Not far behind came the bushy tailed beasts. They called themselves “Squirrels”.
Suddenly, they were everywhere! Climbing on the feeding cylinders. Climbing on the outdoor furniture. Hanging from the screens by their rear leg claws while holding on to the feeders with their front. Even urinating on windows. And leaving much of what had been Eden a smelly, filthy mess.
This bothered the beautiful artist (Actually a lot more than it did the swell looking writer.) In fact, as the beasts cracked birdseed, the writer, as was his wont in times of trouble, cracked jokes. The beautiful artist didn’t laugh. In fact, she found herself irritated to the point of throwing her glass slippers at the beasts and crying “Be Gone!”.

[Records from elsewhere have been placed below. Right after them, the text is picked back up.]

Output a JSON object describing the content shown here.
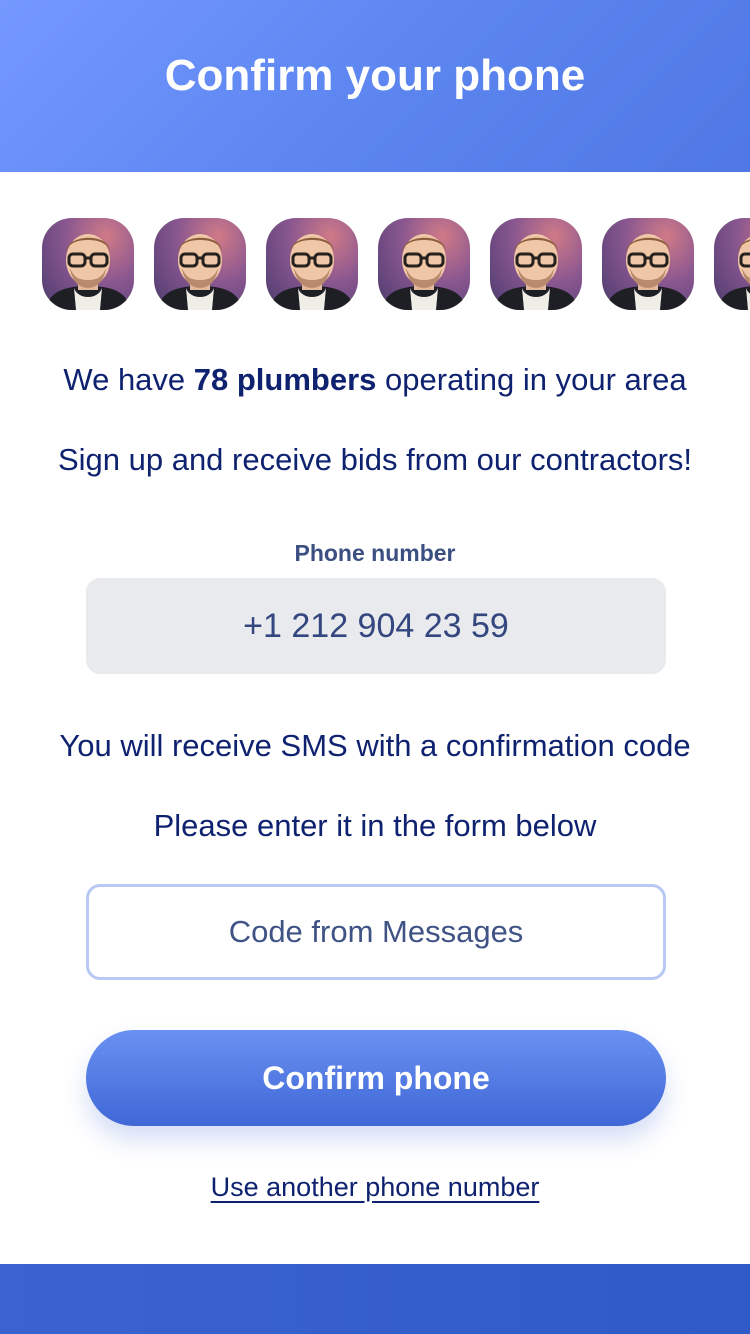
{
  "header": {
    "title": "Confirm your phone"
  },
  "avatars": {
    "count": 7,
    "icon": "contractor-avatar"
  },
  "info": {
    "prefix": "We have ",
    "highlight": "78 plumbers",
    "suffix": " operating in your area",
    "signup": "Sign up and receive bids from our contractors!"
  },
  "phone": {
    "label": "Phone number",
    "value": "+1 212 904 23 59"
  },
  "sms": {
    "line1": "You will receive SMS with a confirmation code",
    "line2": "Please enter it in the form below"
  },
  "code": {
    "placeholder": "Code from Messages",
    "value": ""
  },
  "actions": {
    "confirm_label": "Confirm phone",
    "alt_link": "Use another phone number"
  },
  "colors": {
    "header": "#5b84ef",
    "button": "#4f78e4",
    "text": "#0f2270",
    "footer": "#2f5ac7"
  }
}
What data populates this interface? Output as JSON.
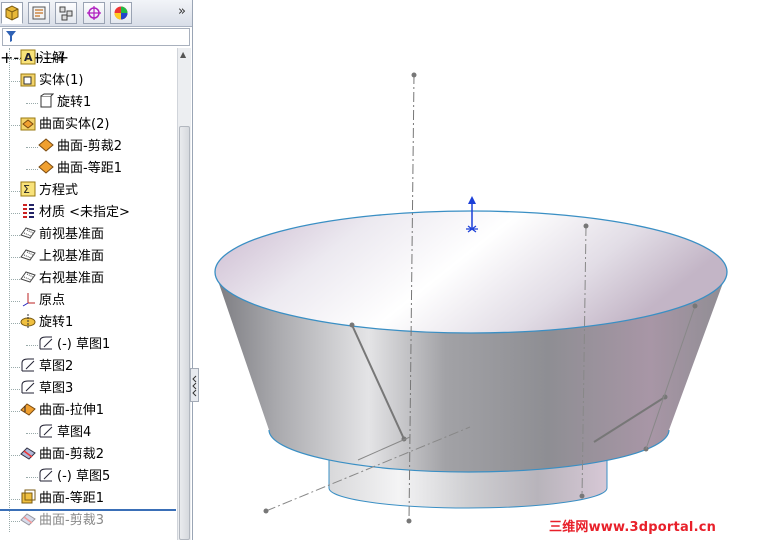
{
  "panel": {
    "tabs": [
      "feature-manager-icon",
      "property-manager-icon",
      "configuration-manager-icon",
      "dimxpert-icon",
      "display-manager-icon"
    ],
    "collapse_glyph": "»"
  },
  "tree": {
    "items": [
      {
        "label": "注解",
        "icon": "annotation-icon"
      },
      {
        "label": "实体(1)",
        "icon": "solid-body-folder-icon"
      },
      {
        "label": "旋转1",
        "icon": "body-icon"
      },
      {
        "label": "曲面实体(2)",
        "icon": "surface-body-folder-icon"
      },
      {
        "label": "曲面-剪裁2",
        "icon": "surface-icon"
      },
      {
        "label": "曲面-等距1",
        "icon": "surface-icon"
      },
      {
        "label": "方程式",
        "icon": "equation-icon"
      },
      {
        "label": "材质 <未指定>",
        "icon": "material-icon"
      },
      {
        "label": "前视基准面",
        "icon": "plane-icon"
      },
      {
        "label": "上视基准面",
        "icon": "plane-icon"
      },
      {
        "label": "右视基准面",
        "icon": "plane-icon"
      },
      {
        "label": "原点",
        "icon": "origin-icon"
      },
      {
        "label": "旋转1",
        "icon": "revolve-icon"
      },
      {
        "label": "(-) 草图1",
        "icon": "sketch-icon"
      },
      {
        "label": "草图2",
        "icon": "sketch-icon"
      },
      {
        "label": "草图3",
        "icon": "sketch-icon"
      },
      {
        "label": "曲面-拉伸1",
        "icon": "surface-extrude-icon"
      },
      {
        "label": "草图4",
        "icon": "sketch-icon"
      },
      {
        "label": "曲面-剪裁2",
        "icon": "surface-trim-icon"
      },
      {
        "label": "(-) 草图5",
        "icon": "sketch-icon"
      },
      {
        "label": "曲面-等距1",
        "icon": "surface-offset-icon"
      },
      {
        "label": "曲面-剪裁3",
        "icon": "surface-trim-icon"
      }
    ]
  },
  "watermark": "三维网www.3dportal.cn",
  "colors": {
    "edge": "#3a8fc4",
    "accent": "#e8202a",
    "selection_bar": "#3a6fb7"
  }
}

In return they simply chortled, “Heh-heh-heh”
“Your Wordship,” she finally cried in desperation (This was how swell looking writers were generally addressed in those days) “Your Wordship, I am desperate. We must rid ourselves of these beastly intruders.”
The two of them tried all they could think of. First they sat guard, water hoses at the ready, to squirt the invaders. However the bushy-tailed beasts soon realized the two could only sit guard for so long. The swell-looking writer also purchased a sling-shot similar to the one Kind David had used to bring down the giant. But in spite of his long experience at whacking fictional people, he proved less talented at whacking real life bushy-tailed beasts.
Pouring vats of boiling oil from the battlements of the cottage was considered. This would have instantly turned the bushy-tailed beasts into Crispy Critters. But the cottage lacked battlements and so proved impossible to implement. Besides, what would an artist and a writer do with all those deceased Crispy Critters?
Finally, the beautiful but now frustrated artist made her way to the famed wizard known as The Apple Who Sits Upon the Lap and through him consulted the Source of All Wisdom, the Sourcerer Google. This great magician knew all. In fact he usually knew too much. Way too much. He offered the artist and the writer 119,121 possible solutions to their problem. He told them they must begin a quest to find the one true answer.
Among the solutions were many ingenious ones. For example, they were told to mount long aluminum tubes beneath the cylinders. It was said the bushy-tailed beasts would enter the tubes, strike their heads upon the bottoms of the cylinders, and retreat in disarray. The beautiful artist and swell-looking writer looked at each other, simultaneously shook their heads and muttered “Nah.”
Another possible solution suggested by a cottage owner in Illinois was what was called the “Slinky Surprise.” Attach, it was said, one end of a Slinky toy to the top of the feeding pole. Let the remainder hang down. Bushy-tailed beasts who tried leaping upon the pole would grab the Slinky and promptly find themselves flung to the ground. Once again our heroes said, “Nah.”
Finally, both the beautiful artist and the swell looking writer found a possible answer. It was a magic potion known to some of the peasants as Vaseline. To others as Petroleum Jelly.
They purchased a large vat of the stuff and, as instructed, hung their feeding tubes from poles. They then slathered the poles with handfuls of the greasy concoction.
The bushy-tailed beasts arrived. Soon the beautiful artist and the swell looking writer were sitting back and laughing their asses off as one bushy tailed beast after another slid ignominiously to the ground, shouting “Curses! Foiled Again!”.
A film of this activity was made in which you, dear reader, may watch this triumph for yourselves. Simply go to:
And what of the artist, the writer and the now overfed birds? Naturally, they all lived happily ever after. The bushy tailed beasts not so much.